The important forests products are bamboo canes, Maratha barks, chillar barks and the bhirand. Coconut trees are ubiquitous and are present in almost all areas of Goa barring the elevated regions. Much deciduous vegetation, including teak, sal, cashew and mango trees, is present. Fruits include jackfruits, mangos, pineapples and blackberries.

Foxes, wild boars and migratory birds are found in the jungles of Goa. The avifauna includes kingfishers, mynas and parrots. Numerous types of fish are also caught off the coast of Goa and in its rivers. Crabs, lobsters, shrimps, jellyfish, oysters and catfish form some of the piscine catch. Goa also has a high snake population, which keeps the rodent population in control. Goa has many famous National Parks, including the renowned Salim Ali bird sanctuary.

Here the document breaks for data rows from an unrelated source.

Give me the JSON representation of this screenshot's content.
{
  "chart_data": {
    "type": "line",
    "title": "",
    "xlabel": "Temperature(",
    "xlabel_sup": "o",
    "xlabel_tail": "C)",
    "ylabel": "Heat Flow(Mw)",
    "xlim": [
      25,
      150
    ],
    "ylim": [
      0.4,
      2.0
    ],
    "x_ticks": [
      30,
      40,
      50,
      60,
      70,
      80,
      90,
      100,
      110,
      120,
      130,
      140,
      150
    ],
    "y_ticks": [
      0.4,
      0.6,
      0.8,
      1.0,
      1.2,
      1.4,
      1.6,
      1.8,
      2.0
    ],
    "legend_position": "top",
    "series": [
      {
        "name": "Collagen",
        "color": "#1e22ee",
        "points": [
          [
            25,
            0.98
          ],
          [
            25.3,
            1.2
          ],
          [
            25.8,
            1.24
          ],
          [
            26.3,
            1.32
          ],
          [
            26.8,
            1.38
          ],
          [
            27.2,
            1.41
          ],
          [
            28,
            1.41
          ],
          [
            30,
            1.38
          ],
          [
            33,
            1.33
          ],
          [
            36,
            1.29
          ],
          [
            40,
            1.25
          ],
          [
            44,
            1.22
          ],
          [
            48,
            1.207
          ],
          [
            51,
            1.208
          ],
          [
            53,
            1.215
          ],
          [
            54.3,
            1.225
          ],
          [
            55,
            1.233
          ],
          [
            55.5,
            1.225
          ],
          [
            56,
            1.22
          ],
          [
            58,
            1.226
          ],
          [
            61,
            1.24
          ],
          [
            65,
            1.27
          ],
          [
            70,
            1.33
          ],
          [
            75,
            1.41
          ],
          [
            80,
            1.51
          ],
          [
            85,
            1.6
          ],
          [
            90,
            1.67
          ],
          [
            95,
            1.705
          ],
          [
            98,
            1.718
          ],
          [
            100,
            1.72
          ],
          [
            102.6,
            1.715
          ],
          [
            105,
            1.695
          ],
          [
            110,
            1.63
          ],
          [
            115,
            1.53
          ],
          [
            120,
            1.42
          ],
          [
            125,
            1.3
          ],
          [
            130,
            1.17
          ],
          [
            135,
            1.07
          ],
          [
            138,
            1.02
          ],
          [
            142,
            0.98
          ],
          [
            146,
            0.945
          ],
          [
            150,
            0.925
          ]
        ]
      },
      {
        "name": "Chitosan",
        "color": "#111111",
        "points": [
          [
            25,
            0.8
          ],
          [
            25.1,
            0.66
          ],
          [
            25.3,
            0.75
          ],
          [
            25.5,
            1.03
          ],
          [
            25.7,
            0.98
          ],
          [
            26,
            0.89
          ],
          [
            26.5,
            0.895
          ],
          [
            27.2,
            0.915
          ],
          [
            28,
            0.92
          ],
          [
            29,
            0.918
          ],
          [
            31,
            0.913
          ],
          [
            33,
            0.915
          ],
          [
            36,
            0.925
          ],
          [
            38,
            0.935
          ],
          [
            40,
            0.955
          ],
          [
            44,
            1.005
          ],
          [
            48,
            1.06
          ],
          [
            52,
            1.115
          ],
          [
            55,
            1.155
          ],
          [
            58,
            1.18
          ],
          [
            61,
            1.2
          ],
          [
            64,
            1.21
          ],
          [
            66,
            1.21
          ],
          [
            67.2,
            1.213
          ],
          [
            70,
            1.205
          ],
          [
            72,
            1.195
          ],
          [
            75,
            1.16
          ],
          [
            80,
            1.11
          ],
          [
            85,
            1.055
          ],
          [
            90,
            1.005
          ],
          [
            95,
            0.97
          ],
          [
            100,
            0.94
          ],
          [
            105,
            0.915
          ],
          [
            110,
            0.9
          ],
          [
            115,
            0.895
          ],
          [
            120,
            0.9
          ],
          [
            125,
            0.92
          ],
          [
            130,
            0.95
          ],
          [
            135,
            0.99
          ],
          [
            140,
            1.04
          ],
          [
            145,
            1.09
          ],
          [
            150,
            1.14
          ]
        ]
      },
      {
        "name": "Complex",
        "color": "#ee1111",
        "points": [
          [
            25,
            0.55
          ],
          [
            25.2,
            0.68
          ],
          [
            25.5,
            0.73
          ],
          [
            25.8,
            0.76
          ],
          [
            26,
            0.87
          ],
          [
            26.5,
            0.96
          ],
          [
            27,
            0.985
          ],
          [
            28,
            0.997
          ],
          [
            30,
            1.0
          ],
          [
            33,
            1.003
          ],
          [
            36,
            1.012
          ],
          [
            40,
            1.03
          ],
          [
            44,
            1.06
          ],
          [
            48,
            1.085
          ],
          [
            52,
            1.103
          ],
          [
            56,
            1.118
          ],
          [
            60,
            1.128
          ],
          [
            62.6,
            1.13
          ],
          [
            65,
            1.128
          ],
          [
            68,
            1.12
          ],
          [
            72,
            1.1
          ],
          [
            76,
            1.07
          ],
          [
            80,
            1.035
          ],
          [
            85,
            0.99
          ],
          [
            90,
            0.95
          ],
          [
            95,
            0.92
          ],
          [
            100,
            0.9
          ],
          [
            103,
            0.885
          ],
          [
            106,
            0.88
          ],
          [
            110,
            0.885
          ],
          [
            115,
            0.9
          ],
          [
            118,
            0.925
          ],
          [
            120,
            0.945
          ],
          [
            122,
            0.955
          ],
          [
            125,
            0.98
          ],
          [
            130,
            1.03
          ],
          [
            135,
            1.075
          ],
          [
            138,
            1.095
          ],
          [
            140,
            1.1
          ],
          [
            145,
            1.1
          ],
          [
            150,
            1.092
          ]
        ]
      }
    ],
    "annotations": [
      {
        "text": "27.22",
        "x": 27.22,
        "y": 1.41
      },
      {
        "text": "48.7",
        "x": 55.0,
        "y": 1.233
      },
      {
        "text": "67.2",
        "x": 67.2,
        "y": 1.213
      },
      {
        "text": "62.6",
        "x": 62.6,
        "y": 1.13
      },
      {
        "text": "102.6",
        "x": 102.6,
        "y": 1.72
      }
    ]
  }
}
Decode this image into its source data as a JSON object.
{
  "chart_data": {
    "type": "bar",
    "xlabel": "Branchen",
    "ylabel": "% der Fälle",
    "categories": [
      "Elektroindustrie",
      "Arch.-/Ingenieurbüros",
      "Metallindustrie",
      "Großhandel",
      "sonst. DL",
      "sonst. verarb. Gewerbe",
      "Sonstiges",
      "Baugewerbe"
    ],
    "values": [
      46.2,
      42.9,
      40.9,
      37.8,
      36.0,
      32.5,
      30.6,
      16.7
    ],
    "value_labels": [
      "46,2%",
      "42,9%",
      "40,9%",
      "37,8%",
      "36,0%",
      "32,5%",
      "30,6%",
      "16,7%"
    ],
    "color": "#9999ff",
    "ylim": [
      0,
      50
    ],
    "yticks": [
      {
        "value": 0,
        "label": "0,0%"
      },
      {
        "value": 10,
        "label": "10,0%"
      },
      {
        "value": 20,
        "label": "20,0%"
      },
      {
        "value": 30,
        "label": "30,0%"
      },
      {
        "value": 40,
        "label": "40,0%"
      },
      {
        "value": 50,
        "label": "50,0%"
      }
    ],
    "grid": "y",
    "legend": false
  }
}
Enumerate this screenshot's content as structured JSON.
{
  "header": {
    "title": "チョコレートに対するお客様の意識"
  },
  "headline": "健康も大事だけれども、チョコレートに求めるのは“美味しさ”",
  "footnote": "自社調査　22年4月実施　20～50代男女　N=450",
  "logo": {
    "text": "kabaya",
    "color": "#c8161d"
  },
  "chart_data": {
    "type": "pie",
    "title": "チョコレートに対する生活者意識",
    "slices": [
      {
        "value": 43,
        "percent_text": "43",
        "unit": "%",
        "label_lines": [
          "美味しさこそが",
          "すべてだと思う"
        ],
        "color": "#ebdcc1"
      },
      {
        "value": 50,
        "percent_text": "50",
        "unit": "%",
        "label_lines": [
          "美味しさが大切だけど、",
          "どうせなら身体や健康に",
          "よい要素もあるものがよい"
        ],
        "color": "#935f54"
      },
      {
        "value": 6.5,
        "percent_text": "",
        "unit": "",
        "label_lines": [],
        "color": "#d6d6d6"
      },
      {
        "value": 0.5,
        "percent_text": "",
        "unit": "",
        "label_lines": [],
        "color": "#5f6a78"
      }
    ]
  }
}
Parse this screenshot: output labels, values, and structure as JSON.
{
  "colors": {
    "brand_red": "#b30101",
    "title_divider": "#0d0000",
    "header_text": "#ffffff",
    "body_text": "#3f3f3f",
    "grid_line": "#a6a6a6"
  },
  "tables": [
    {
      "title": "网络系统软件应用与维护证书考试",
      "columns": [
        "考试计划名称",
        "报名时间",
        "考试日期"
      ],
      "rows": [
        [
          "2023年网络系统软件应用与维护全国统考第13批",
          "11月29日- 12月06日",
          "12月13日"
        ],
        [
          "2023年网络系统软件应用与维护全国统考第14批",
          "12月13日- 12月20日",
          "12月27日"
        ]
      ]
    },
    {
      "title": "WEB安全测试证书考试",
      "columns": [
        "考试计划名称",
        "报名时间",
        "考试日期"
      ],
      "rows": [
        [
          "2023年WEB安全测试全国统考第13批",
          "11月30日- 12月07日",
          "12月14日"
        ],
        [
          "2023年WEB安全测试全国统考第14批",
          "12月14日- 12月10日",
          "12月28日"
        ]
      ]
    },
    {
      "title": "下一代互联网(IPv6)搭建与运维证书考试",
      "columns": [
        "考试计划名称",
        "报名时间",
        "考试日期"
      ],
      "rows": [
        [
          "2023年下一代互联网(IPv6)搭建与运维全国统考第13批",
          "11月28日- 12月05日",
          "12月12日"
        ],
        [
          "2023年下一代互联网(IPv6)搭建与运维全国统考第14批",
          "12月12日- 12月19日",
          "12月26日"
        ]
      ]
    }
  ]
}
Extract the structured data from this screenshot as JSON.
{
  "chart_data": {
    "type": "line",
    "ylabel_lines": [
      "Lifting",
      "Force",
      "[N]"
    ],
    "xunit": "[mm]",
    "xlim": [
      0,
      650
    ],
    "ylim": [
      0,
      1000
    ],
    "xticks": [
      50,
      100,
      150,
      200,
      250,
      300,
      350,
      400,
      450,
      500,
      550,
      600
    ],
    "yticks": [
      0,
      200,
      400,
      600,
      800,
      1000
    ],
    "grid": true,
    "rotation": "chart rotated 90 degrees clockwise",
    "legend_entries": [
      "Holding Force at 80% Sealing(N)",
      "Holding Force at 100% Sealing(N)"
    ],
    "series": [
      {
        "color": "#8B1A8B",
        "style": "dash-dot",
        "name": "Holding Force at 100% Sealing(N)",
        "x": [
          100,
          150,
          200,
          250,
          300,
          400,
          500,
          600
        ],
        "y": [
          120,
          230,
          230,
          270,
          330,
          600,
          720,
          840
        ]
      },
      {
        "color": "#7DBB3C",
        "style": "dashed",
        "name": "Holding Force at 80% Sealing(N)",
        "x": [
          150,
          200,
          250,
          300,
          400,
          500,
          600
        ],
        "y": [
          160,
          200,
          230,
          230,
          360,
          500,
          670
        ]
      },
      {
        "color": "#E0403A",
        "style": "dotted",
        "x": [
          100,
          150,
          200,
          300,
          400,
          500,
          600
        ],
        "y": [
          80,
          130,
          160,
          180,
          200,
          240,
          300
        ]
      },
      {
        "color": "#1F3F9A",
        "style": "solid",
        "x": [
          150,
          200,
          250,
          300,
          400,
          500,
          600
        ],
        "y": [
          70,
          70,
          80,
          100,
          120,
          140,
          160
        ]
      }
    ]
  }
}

| Name of the Sanctuary | Area (km²) | Location (Taluka) | Distance from Panjim (km) |
| Mollem National Park | 107 | Sanguem | 71 |
| Bhagwan Mahavir Wildlife Sanctuary | 133 | Sanguem | 65 |
| Cotigao Wildlife Sanctuary | 86 | Canacona | 60 |
| Bondla Wildlife Sanctuary | 8 | Ponda | 52 |
| Dr. Salim Ali Bird Sanctuary | 1.76 | Tiswadi | 8 |
| Madei Wildlife Sanctuary | 208.48 | Sattari | 50 |
| Netravali Wildlife Sanctuary | 211.05 | Sanguem | 60 |
| Total | 755.31 |

Goa has more than 33% of its geographic area under government forests (1224.38 km²) of which about 62% has been brought under Protected Areas (PA) of Wildlife Sanctuaries and National Park. Since there is a substantial area under private forests and a large tract under cashew, mango, coconut, etc. plantations, the total forest and tree cover constitutes 56.6% of the geographic area.